BEIRUT: Two Turkish pilots kidnapped in Beirut in August are expected to be released within hours, a security source told The Daily Star, as the relatives of nine recently released Lebanese hostages awaited eagerly the return of their loved ones.
Turkish Airlines pilot Murat Akpinar and his co-pilot Murat Agca were kidnapped on Aug. 9 in Beirut as they were making their way to their Beirut hotel. Their abduction was linked to the case of the nine Lebanese pilgrims kidnapped last year in northern Syria.
“The Turkish pilots are expected to be released within a few hours,” the source, speaking on condition of anonymity, said, adding that mediators have arrived in Lebanon to oversee the release of the Turks.
Negotiations to ensure the release of the pilots included the payment of a ransom, the source said.
Turkish Foreign Minister Ahmet Davutoglu voiced optimism late Friday that Akpinar and Agca would be released soon, reported the National News Agency.
“There are positive developments concerning the two Turkish pilots and a big part of the case has been resolved,” he was quoted as saying.
The case of the Turkish pilots was greatly improved late Friday after Lebanese officials announced positive developments regarding to the nine Lebanese who were kidnapped in Syria.
Both caretaker Interior Minister Marwan Charbel and Maj. Gen. Abbas Ibrahim, Lebanon’s General Security chief, said the pilgrims were released by Syrian rebels and a security source told The Daily Star that the Lebanese had arrived in Turkey and were in “Turkish hands.”
The development came a day after the Gulf state of Qatar vowed to intervene to resolve the case of the Lebanese pilgrims.
On Friday, Qatar’s Foreign Minister Khalid bin Mohammad al-Attiyah told Al-Jazeera that his country’s mediation had resulted in the release of Lebanese hostages.
Meanwhile, the relatives of the nine Lebanese hostages, still elated over the news that they would soon reunite with their loved ones, gathered Saturday in force in Bir al-Abed, the southern suburbs of Beirut.
“We are very happy and eager about the release of our loved ones and preparing to receive them,” Saeed Saleh, the son of one of the hostages, told The Daily Star by telephone.
“Once the detainees in Syrian prisons are set free, the Lebanese hostages will be sent back to Lebanon,” Saleh said, referring to the rebels’ demand for the release of a number of Syrian female detainees.
Saleh said Ibrahim had informed the relatives that their loved ones were now in Turkey.

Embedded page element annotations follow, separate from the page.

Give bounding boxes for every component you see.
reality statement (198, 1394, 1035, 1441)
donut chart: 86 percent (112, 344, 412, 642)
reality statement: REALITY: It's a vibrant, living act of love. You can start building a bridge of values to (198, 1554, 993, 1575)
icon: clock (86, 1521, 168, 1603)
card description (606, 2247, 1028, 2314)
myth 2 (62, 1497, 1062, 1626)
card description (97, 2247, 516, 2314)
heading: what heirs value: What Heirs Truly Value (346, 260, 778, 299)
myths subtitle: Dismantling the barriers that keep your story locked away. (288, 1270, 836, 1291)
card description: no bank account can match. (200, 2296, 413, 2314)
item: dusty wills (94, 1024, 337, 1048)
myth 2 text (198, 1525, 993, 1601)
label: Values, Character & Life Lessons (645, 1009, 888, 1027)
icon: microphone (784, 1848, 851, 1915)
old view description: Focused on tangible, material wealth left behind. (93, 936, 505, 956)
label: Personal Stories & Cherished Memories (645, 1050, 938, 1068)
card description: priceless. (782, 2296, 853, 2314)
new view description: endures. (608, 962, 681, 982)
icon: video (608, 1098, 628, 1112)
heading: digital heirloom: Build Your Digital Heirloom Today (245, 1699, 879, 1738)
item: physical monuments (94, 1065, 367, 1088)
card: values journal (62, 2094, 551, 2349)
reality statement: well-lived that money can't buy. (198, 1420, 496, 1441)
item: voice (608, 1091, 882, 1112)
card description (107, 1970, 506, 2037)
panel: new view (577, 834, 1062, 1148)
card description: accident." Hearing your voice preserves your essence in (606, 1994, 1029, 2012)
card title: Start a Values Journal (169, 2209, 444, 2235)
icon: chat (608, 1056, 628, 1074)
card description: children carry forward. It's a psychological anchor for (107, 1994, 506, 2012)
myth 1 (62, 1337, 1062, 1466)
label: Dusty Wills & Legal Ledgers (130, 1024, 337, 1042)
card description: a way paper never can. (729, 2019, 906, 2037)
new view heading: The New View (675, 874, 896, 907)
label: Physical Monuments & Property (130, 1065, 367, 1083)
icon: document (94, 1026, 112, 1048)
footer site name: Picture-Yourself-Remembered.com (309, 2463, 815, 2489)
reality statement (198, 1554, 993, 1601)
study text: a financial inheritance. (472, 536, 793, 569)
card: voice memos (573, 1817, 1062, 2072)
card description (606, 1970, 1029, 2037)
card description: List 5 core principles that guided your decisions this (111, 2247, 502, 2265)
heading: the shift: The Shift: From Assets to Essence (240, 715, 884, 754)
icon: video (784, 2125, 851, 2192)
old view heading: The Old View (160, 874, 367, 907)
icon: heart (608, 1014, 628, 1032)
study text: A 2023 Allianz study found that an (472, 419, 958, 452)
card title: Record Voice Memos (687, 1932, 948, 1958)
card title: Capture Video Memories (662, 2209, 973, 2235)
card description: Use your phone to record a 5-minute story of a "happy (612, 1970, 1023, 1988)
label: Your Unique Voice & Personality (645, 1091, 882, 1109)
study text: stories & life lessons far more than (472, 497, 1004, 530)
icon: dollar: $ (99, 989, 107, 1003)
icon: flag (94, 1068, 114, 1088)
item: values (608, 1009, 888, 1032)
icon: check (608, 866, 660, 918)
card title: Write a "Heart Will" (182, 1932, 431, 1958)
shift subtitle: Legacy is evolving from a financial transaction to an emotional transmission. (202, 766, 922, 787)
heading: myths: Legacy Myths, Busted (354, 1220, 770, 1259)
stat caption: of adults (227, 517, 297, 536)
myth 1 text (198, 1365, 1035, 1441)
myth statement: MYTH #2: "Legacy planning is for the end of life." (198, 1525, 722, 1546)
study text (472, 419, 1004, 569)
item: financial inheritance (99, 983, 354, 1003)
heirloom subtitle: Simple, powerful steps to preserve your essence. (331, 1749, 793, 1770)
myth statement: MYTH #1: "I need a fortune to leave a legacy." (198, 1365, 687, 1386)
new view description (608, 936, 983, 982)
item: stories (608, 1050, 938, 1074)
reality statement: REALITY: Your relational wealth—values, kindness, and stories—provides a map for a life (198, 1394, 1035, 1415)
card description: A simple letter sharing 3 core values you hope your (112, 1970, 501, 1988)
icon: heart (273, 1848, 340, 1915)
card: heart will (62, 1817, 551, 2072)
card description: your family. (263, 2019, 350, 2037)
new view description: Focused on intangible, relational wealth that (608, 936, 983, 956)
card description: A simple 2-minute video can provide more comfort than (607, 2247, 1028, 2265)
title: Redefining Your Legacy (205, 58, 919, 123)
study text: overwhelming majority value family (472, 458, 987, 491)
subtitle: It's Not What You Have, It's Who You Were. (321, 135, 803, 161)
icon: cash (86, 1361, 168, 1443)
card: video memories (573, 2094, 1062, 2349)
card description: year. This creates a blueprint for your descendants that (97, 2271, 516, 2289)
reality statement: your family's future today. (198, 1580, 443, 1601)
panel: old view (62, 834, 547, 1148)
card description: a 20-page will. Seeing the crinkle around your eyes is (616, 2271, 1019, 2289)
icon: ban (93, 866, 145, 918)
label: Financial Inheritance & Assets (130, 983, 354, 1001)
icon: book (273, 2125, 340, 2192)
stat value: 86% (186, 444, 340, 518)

Lebanese officials were still optimistic Saturday that the Lebanese would soon be back in the country.
Charbel told The Daily Star that the 48 deadline, announced by Ibrahim Friday night, was needed in order to complete the swap between the Lebanese pilgrims and the detainees in Syria.
The minister also voiced confidence that the swap would go ahead as planned and that no obstacles were impeding the release process.
“Once freed, the Syrian detainees will be handed to the opposition,” Charbel said.
The kidnappers of the Lebanese pilgrims had asked earlier in the year for the release of 127 female detainees including prominent opposition activist Tall al-Mlouh, a demand that Damascus agreed to.
Ibrahim, tasked with following up on the case of the Lebanese hostages in Syria, has made several trips between Damascus and Ankara in recent days in order to negotiate with the mediators.
President Michel Sleiman followed up on the case with Charbel Saturday and called for speeding up the process of their return to Lebanon.